14 July 2011
David Jenkins / Time Out London
Honey
Like countryman and fellow director Nuri Bilge Ceylan, Semih Kaplanoglu possesses a keen eye for ravishing pictorial beauty, especially when it comes to locating a quiet majesty in the Turkish lansdscape that somehow evokes and distils a sense of unease. ‘Honey’ is his latest work, a precise and psychologically involving Oedipal drama that makes up the final chapter of his so-called ‘Yusef Trilogy’ – preceded by ‘Egg’ (2007) and ‘Milk’ (2008) – which reels off salient episodes from the life of the eponymous Yusef, but told in reverse chronology.
So where in ‘Egg’ we saw Yusef as a middle-aged poet, here he’s a stuttering child struggling to forge a meaningful relationship with his taciturn father. Living in a hillside shack, the world-weary patriarch risks life and limb for his family by climbing trees to harvest wild honey, while the pint-sized Yusef (Bora Altas, whose near-silent performance offers a sublime encapsulation of innocence and longing) is thrown into a frenzy when his father fails to return from one particularly treacherous foraging trip.
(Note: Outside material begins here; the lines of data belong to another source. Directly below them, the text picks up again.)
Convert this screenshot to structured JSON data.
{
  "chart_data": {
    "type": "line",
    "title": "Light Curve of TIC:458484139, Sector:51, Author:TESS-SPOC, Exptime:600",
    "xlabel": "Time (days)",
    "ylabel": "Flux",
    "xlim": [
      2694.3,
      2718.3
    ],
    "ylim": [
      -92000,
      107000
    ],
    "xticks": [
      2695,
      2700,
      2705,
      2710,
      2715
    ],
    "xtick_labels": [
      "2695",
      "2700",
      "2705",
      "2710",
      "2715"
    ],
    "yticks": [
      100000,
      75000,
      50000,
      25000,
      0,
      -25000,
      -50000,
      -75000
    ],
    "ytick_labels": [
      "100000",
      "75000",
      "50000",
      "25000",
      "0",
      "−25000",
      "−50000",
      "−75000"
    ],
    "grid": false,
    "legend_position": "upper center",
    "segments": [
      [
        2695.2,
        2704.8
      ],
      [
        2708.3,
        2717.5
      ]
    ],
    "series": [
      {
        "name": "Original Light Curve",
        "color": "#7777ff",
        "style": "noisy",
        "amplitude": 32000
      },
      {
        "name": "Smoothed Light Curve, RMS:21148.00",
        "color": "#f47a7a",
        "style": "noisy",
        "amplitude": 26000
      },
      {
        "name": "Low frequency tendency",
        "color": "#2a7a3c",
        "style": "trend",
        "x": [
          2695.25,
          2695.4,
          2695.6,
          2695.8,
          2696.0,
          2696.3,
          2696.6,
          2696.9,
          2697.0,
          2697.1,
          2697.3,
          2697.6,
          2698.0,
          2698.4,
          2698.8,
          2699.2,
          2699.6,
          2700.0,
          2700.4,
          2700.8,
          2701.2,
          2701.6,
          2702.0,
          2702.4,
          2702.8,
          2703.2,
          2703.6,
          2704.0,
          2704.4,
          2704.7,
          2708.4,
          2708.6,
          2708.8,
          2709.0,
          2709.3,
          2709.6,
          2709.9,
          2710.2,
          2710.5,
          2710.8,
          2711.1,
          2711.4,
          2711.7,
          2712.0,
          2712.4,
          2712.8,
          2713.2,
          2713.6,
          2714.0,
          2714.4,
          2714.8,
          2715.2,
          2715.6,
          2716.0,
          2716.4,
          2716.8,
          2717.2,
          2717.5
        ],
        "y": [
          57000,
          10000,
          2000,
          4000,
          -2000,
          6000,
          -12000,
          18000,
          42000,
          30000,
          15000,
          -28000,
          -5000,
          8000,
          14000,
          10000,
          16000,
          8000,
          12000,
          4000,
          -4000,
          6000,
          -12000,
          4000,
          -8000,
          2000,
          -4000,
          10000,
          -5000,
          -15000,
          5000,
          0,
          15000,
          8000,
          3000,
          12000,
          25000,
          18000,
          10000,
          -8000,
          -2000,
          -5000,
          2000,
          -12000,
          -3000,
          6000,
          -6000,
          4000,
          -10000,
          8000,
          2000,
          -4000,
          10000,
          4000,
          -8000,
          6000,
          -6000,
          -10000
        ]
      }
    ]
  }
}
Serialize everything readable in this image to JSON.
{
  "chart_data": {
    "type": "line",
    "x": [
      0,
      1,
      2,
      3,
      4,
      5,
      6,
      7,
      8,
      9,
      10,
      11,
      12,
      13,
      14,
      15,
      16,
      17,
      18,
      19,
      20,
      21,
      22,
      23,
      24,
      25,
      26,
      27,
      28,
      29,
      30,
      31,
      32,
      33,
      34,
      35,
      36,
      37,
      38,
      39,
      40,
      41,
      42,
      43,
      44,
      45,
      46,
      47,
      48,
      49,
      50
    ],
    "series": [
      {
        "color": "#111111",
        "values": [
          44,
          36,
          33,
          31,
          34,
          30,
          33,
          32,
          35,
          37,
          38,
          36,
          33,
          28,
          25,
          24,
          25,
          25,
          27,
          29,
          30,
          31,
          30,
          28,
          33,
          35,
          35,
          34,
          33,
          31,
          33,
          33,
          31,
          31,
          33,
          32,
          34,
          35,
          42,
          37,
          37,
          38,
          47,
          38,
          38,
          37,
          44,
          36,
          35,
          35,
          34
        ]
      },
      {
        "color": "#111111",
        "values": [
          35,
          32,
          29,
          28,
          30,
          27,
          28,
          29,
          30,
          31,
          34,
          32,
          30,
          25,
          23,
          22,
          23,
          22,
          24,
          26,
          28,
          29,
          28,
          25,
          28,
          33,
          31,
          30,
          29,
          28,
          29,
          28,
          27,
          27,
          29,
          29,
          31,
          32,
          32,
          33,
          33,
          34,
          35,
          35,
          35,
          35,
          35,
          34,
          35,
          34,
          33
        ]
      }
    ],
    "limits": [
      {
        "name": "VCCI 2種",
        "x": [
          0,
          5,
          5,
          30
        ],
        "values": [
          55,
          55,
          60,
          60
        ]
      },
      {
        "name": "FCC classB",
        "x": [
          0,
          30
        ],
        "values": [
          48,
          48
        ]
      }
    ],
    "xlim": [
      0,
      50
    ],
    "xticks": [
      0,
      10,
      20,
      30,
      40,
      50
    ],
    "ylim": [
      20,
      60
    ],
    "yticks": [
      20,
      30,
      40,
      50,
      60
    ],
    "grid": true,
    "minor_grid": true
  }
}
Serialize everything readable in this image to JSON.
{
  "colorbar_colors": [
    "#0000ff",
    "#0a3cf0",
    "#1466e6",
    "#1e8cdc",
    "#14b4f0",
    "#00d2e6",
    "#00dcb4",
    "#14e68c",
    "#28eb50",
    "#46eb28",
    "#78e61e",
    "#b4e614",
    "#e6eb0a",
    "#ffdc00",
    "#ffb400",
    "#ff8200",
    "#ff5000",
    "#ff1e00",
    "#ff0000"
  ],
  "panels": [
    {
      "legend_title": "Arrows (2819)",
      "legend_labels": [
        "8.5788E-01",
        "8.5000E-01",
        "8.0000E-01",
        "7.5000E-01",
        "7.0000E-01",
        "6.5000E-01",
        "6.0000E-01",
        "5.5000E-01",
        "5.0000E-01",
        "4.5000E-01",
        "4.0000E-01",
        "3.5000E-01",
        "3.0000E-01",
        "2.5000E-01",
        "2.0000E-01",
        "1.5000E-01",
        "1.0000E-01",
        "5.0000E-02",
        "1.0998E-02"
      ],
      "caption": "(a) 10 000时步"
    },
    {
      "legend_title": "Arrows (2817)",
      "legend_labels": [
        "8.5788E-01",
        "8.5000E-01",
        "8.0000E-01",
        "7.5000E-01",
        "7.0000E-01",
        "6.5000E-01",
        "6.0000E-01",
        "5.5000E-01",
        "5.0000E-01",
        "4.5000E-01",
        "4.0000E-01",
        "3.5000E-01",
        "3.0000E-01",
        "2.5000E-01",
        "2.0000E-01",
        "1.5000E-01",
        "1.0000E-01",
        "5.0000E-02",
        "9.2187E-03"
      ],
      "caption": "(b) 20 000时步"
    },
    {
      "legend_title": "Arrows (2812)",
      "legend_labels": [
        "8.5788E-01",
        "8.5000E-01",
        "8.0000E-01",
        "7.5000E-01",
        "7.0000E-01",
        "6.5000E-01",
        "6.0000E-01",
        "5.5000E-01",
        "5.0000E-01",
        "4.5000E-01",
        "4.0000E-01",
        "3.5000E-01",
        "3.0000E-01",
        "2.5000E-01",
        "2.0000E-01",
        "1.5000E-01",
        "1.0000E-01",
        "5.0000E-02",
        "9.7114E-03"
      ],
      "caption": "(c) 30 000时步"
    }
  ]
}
Filming in long, meticulously sculpted takes, Kaplanoglu is especially good at emphasising elements within the frame with inventive use of focus and the positioning of the camera. Whether filmed in a bustling classroom or wandering along across a rocky verge, Yusef always feels removed from the world, an observer rather than a participant in life’s miniature dramas. One of the themes of this gorgeous film is man’s precarious dependence on nature, but it also explores how behavioural nuances vary in the presence of fathers and mothers and how – as distressing as it may be – tragedy can give birth to artistic maturity. A deserving winner of the Golden Bear at the 2010 Berlin Film Festival.